Everyone has a favorite author. Mine is award-winning Canadian young-adult novelist Deborah Ellis, who has more than 30 titles to her name
So for me, the past weekend’s Oscars wasn’t about the glamorous actors and actresses pausing on the red carpet, or the directors/special-effects people/costume designers and whatevers sashaying up to pick up their little Oscar men. It was about the thrill of seeing a favorite writer’s work honored.
Deborah’s international bestseller The Breadwinner was turned into an animated feature film in 2017. This past weekend, it was nominated for an Oscar.
She is known for writing “challenging and beautiful works of fiction and non-fiction about children all over the world.” Her more than thirty books have won the Governor General’s Literary Award, the Ruth Schwartz Award, the Middle East Book Award, Sweden’s Peter Pan Prize, the Jane Addams Children’s Book Award and the Vicky Metcalf Award for a Body of Work.

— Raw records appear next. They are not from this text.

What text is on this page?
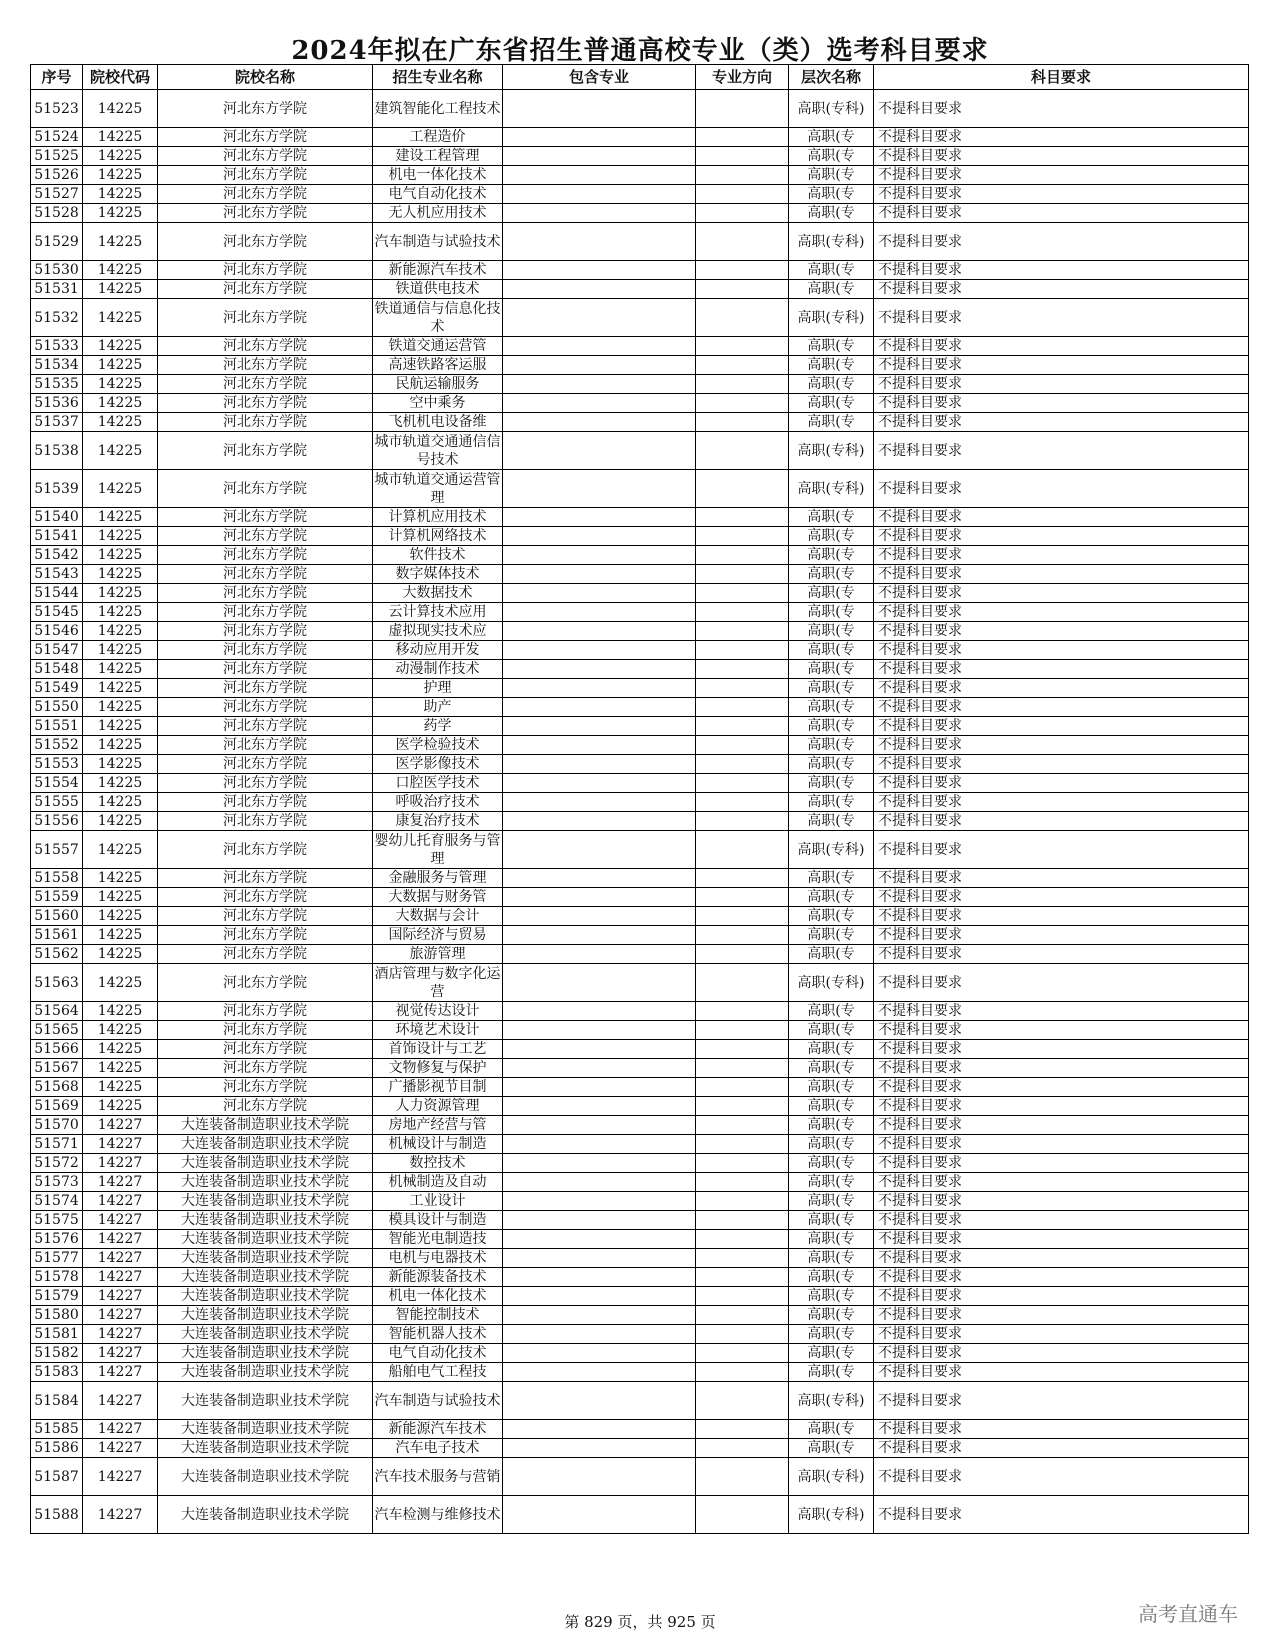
2024年拟在广东省招生普通高校专业（类）选考科目要求
序号	院校代码	院校名称	招生专业名称	包含专业	专业方向	层次名称	科目要求
51523	14225	河北东方学院	建筑智能化工程技术			高职(专科)	不提科目要求
51524	14225	河北东方学院	工程造价			高职(专	不提科目要求
51525	14225	河北东方学院	建设工程管理			高职(专	不提科目要求
51526	14225	河北东方学院	机电一体化技术			高职(专	不提科目要求
51527	14225	河北东方学院	电气自动化技术			高职(专	不提科目要求
51528	14225	河北东方学院	无人机应用技术			高职(专	不提科目要求
51529	14225	河北东方学院	汽车制造与试验技术			高职(专科)	不提科目要求
51530	14225	河北东方学院	新能源汽车技术			高职(专	不提科目要求
51531	14225	河北东方学院	铁道供电技术			高职(专	不提科目要求
51532	14225	河北东方学院	铁道通信与信息化技术			高职(专科)	不提科目要求
51533	14225	河北东方学院	铁道交通运营管			高职(专	不提科目要求
51534	14225	河北东方学院	高速铁路客运服			高职(专	不提科目要求
51535	14225	河北东方学院	民航运输服务			高职(专	不提科目要求
51536	14225	河北东方学院	空中乘务			高职(专	不提科目要求
51537	14225	河北东方学院	飞机机电设备维			高职(专	不提科目要求
51538	14225	河北东方学院	城市轨道交通通信信号技术			高职(专科)	不提科目要求
51539	14225	河北东方学院	城市轨道交通运营管理			高职(专科)	不提科目要求
51540	14225	河北东方学院	计算机应用技术			高职(专	不提科目要求
51541	14225	河北东方学院	计算机网络技术			高职(专	不提科目要求
51542	14225	河北东方学院	软件技术			高职(专	不提科目要求
51543	14225	河北东方学院	数字媒体技术			高职(专	不提科目要求
51544	14225	河北东方学院	大数据技术			高职(专	不提科目要求
51545	14225	河北东方学院	云计算技术应用			高职(专	不提科目要求
51546	14225	河北东方学院	虚拟现实技术应			高职(专	不提科目要求
51547	14225	河北东方学院	移动应用开发			高职(专	不提科目要求
51548	14225	河北东方学院	动漫制作技术			高职(专	不提科目要求
51549	14225	河北东方学院	护理			高职(专	不提科目要求
51550	14225	河北东方学院	助产			高职(专	不提科目要求
51551	14225	河北东方学院	药学			高职(专	不提科目要求
51552	14225	河北东方学院	医学检验技术			高职(专	不提科目要求
51553	14225	河北东方学院	医学影像技术			高职(专	不提科目要求
51554	14225	河北东方学院	口腔医学技术			高职(专	不提科目要求
51555	14225	河北东方学院	呼吸治疗技术			高职(专	不提科目要求
51556	14225	河北东方学院	康复治疗技术			高职(专	不提科目要求
51557	14225	河北东方学院	婴幼儿托育服务与管理			高职(专科)	不提科目要求
51558	14225	河北东方学院	金融服务与管理			高职(专	不提科目要求
51559	14225	河北东方学院	大数据与财务管			高职(专	不提科目要求
51560	14225	河北东方学院	大数据与会计			高职(专	不提科目要求
51561	14225	河北东方学院	国际经济与贸易			高职(专	不提科目要求
51562	14225	河北东方学院	旅游管理			高职(专	不提科目要求
51563	14225	河北东方学院	酒店管理与数字化运营			高职(专科)	不提科目要求
51564	14225	河北东方学院	视觉传达设计			高职(专	不提科目要求
51565	14225	河北东方学院	环境艺术设计			高职(专	不提科目要求
51566	14225	河北东方学院	首饰设计与工艺			高职(专	不提科目要求
51567	14225	河北东方学院	文物修复与保护			高职(专	不提科目要求
51568	14225	河北东方学院	广播影视节目制			高职(专	不提科目要求
51569	14225	河北东方学院	人力资源管理			高职(专	不提科目要求
51570	14227	大连装备制造职业技术学院	房地产经营与管			高职(专	不提科目要求
51571	14227	大连装备制造职业技术学院	机械设计与制造			高职(专	不提科目要求
51572	14227	大连装备制造职业技术学院	数控技术			高职(专	不提科目要求
51573	14227	大连装备制造职业技术学院	机械制造及自动			高职(专	不提科目要求
51574	14227	大连装备制造职业技术学院	工业设计			高职(专	不提科目要求
51575	14227	大连装备制造职业技术学院	模具设计与制造			高职(专	不提科目要求
51576	14227	大连装备制造职业技术学院	智能光电制造技			高职(专	不提科目要求
51577	14227	大连装备制造职业技术学院	电机与电器技术			高职(专	不提科目要求
51578	14227	大连装备制造职业技术学院	新能源装备技术			高职(专	不提科目要求
51579	14227	大连装备制造职业技术学院	机电一体化技术			高职(专	不提科目要求
51580	14227	大连装备制造职业技术学院	智能控制技术			高职(专	不提科目要求
51581	14227	大连装备制造职业技术学院	智能机器人技术			高职(专	不提科目要求
51582	14227	大连装备制造职业技术学院	电气自动化技术			高职(专	不提科目要求
51583	14227	大连装备制造职业技术学院	船舶电气工程技			高职(专	不提科目要求
51584	14227	大连装备制造职业技术学院	汽车制造与试验技术			高职(专科)	不提科目要求
51585	14227	大连装备制造职业技术学院	新能源汽车技术			高职(专	不提科目要求
51586	14227	大连装备制造职业技术学院	汽车电子技术			高职(专	不提科目要求
51587	14227	大连装备制造职业技术学院	汽车技术服务与营销			高职(专科)	不提科目要求
51588	14227	大连装备制造职业技术学院	汽车检测与维修技术			高职(专科)	不提科目要求
第 829 页，共 925 页	高考直通车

She has received the Ontario Library Association’s President’s Award for Exceptional Achievement, and she has been named to the Order of Canada.
She donates most of her royalty income to such causes as Canadian Women for Women in Afghanistan, Street Kids International, the Children in Crisis Fund of IBBY (International Board on Books for Young People) and UNICEF. She has donated more than one million dollars in royalties from her Breadwinner books alone.
And she was kind enough to write a testimonial for my novel First Descent in 2011 (“an exciting adventure, beautifully written”).
Her most recent book is Sit, which tells the stories of nine children and the situations they find themselves in, often through no fault of their own. In each story, a child makes a decision and takes action, be that a tiny gesture or a life-altering choice.
Remember that behind the glamorous scenes of the Oscars are hard-working, little-celebrated creators called writers, those who produce the books that sometimes get turned into big movies. Congratulations, Deborah, and keep them coming.